Vamos complicar tudo

É curioso pensar que nosso cérebro tem maneiras de conhecer nossa posição. Mas ainda há uma questão: como reconciliamos a memória declarativa com a navegação espacial no hipocampo, ou seja, como nossas memórias influenciam esses mapas? Ou será que nossas memórias foram formadas a partir desses mapas? Para tentar responder a essa pergunta, devemos pensar um pouco mais. Outros estudos apontaram que as mesmas células que codificam o espaço, das quais já falamos, também codificam o tempo. . Assim, tem havido falar de células de tempo (Eichenbaum, 2014) que codificaria a percepção do tempo.

O surpreendente do caso é que mais e mais evidências apoiando a ideia de que as células do lugar são as mesmas que as células do tempo . Então, o mesmo neurônio usando os mesmos impulsos elétricos é capaz de codificar o espaço e o tempo. A relação entre a codificação de tempo e espaço nos mesmos potenciais de ação e sua importância na memória permanece um mistério.

Em conclusão: minha opinião pessoal

Minha opinião sobre isso? Tirando o roupão do meu cientista, posso dizer que o ser humano está acostumado a pensar na opção fácil e gostamos de pensar que o cérebro fala a mesma linguagem que nós . O problema é que o cérebro nos oferece uma versão simplificada da realidade que ele mesmo processa. De um modo semelhante às sombras da caverna de Platão. Assim, assim como na física quântica, barreiras do que entendemos como realidade são quebradas, na neurociência descobrimos que no cérebro as coisas são diferentes do mundo que conscientemente percebemos e devemos ter uma mente muito aberta que as coisas não têm por que ser como nós realmente os percebemos?

A única coisa que tenho claro é algo que Antonio Damasio está acostumado a repetir muito em seus livros: o cérebro é um ótimo gerador de mapas . Talvez o cérebro interprete o tempo e o espaço da mesma maneira para mapear nossas memórias. E se parece quimérico para você pensar que Einsten, em sua teoria da relatividade, uma das teorias que ele postulou era que o tempo não poderia ser entendido sem o espaço, e vice-versa. Indubitavelmente, desvendar esses mistérios é um desafio, ainda mais quando são aspectos difíceis de se estudar em animais.

No entanto, nenhum esforço deve ser poupado nesses problemas. Primeiro de curiosidade.
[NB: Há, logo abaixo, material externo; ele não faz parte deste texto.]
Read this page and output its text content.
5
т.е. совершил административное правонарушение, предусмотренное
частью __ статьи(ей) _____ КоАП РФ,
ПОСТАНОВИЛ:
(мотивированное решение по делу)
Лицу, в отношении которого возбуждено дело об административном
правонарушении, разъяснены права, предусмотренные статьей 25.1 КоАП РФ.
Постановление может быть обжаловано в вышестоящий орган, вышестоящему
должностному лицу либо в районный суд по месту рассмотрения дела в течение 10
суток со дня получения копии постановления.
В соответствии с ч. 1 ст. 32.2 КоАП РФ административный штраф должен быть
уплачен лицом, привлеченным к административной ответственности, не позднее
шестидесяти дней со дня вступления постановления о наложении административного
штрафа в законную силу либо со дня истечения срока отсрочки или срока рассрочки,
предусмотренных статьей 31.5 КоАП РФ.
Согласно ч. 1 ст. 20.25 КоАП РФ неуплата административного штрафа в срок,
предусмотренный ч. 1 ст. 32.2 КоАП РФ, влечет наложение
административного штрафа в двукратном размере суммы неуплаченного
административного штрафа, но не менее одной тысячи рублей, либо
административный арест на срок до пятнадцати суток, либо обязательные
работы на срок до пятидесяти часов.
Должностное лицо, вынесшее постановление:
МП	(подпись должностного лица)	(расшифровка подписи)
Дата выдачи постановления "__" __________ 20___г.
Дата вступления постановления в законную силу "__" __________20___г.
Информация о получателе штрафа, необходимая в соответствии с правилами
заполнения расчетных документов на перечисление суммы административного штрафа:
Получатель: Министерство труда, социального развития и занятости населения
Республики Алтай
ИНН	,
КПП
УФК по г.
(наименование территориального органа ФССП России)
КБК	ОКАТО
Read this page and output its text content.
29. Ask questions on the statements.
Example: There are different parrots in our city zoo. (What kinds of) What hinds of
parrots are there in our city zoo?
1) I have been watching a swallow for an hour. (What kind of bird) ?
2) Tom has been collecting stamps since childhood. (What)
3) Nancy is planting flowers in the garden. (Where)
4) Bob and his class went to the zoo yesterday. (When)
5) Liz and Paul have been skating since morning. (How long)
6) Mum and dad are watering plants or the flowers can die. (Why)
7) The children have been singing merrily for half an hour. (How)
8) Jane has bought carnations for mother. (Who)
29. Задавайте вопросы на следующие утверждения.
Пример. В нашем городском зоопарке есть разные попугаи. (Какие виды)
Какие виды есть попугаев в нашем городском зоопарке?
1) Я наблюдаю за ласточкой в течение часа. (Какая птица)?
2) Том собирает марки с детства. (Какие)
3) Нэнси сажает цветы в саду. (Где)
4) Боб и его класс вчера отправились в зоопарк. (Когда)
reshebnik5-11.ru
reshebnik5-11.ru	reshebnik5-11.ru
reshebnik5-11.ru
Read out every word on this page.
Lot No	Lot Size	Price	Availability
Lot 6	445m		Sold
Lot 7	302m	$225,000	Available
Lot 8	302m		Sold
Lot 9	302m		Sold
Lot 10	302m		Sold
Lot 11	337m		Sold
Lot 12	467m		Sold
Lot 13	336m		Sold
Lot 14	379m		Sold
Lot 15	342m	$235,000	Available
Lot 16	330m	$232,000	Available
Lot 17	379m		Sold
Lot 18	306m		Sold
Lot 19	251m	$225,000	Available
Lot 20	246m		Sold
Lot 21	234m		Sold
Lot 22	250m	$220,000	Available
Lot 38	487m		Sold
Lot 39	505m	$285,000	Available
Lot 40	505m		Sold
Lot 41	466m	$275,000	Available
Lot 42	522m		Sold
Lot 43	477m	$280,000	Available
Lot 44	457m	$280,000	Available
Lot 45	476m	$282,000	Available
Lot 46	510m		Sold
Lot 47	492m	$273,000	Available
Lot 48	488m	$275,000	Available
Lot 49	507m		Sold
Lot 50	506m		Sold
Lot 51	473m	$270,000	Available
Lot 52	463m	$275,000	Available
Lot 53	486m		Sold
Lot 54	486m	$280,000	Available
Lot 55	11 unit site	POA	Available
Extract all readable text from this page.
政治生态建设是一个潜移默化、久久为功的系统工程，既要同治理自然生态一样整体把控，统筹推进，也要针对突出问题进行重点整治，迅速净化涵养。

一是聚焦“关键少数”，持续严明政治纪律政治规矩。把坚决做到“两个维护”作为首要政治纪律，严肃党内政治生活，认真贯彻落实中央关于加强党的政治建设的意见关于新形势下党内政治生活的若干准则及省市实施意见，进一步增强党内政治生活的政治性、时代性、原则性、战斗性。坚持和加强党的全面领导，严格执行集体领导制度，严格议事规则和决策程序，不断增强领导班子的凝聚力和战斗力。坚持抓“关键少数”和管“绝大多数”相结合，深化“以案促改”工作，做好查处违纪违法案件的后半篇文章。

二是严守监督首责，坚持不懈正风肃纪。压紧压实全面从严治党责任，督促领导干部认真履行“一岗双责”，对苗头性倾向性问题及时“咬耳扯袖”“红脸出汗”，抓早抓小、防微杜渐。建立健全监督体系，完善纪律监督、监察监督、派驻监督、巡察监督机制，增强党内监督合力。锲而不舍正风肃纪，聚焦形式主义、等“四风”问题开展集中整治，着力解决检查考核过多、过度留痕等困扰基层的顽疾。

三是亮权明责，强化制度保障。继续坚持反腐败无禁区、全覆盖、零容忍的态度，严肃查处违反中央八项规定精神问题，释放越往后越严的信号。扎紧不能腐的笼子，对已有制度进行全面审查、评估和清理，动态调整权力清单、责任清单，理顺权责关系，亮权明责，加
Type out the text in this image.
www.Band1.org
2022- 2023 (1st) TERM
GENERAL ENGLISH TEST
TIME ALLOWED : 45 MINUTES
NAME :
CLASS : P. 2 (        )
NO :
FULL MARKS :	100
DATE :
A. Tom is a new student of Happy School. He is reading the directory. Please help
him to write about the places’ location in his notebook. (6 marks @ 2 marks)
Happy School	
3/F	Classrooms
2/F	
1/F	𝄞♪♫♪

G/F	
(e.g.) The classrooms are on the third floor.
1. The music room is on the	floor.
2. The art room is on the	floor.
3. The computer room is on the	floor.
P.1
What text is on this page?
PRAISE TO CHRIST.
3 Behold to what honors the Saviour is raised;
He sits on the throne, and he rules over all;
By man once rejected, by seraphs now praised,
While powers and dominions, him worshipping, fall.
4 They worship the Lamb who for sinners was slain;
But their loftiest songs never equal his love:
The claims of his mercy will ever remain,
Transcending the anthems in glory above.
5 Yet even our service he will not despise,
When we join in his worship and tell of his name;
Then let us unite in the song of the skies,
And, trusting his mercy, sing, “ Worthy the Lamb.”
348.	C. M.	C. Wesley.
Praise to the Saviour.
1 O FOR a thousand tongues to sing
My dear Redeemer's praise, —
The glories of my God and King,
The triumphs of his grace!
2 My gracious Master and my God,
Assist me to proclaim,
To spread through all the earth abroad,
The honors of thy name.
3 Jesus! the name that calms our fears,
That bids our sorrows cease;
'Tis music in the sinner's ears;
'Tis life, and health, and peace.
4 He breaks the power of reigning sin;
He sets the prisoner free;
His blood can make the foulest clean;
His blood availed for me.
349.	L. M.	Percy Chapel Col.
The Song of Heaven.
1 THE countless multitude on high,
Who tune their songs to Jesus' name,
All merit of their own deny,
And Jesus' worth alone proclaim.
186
Se estudarmos a expansão do universo ou as ondas gravitacionais recentemente gravadas, por que não estudamos como nosso cérebro interpreta o tempo e o espaço? E, em segundo lugar, muitas das patologias neurodegenerativas, como a doença de Alzheimer, apresentam desorientação espaço-temporal como primeiros sintomas.Conhecendo os mecanismos neurofisiológicos dessa codificação, pudemos descobrir novos aspectos que ajudarão a entender melhor o curso patológico dessas doenças e, quem sabe, descobrir novos alvos farmacológicos ou não farmacológicos.

Referências bibliográficas:

  • Eichenbaum H. 2014. Células do tempo no hipocampo: uma nova dimensão para o mapeamento de memórias. Natureza 15: 732-742
  • Frank LM, Brown EN, Wilson M. 2000. Codificação de trajetória no hipocampo e no córtex entorrinal. Neuron 27: 169-178.
  • Fyhn M, Molden S, MP Witter, Moser EI, Moser M-B. 2004. Representação espacial no córtex entorrinal. Ciência 305: 1258-1264
  • Kentros C, Hargreaves E, Hawkins RD, Kandel ER, Shapiro M, Muller RV. 1998. Abolição da estabilidade a longo prazo de novos mapas celulares do local do hipocampo pelo bloqueio do receptor NMDA. Science 280: 2121-2126.
  • Monaco JD, Abbott LF. 2011. Realinhamento modular da atividade das células da grade como base para o remapeamento do hipocampo. J Neurosci 31: 9414-9425.
  • O'Keefe J, Speakman A. 1987. Atividade unitária única no hipocampo do rato durante uma tarefa de memória espacial. Exp Brain Res 68: 1-27.
  • Scoville WB, Milner B (1957). Perda de memória recente após hipocample bilateral. J Neurol Neurosurg Psiquiatria 20: 11-21.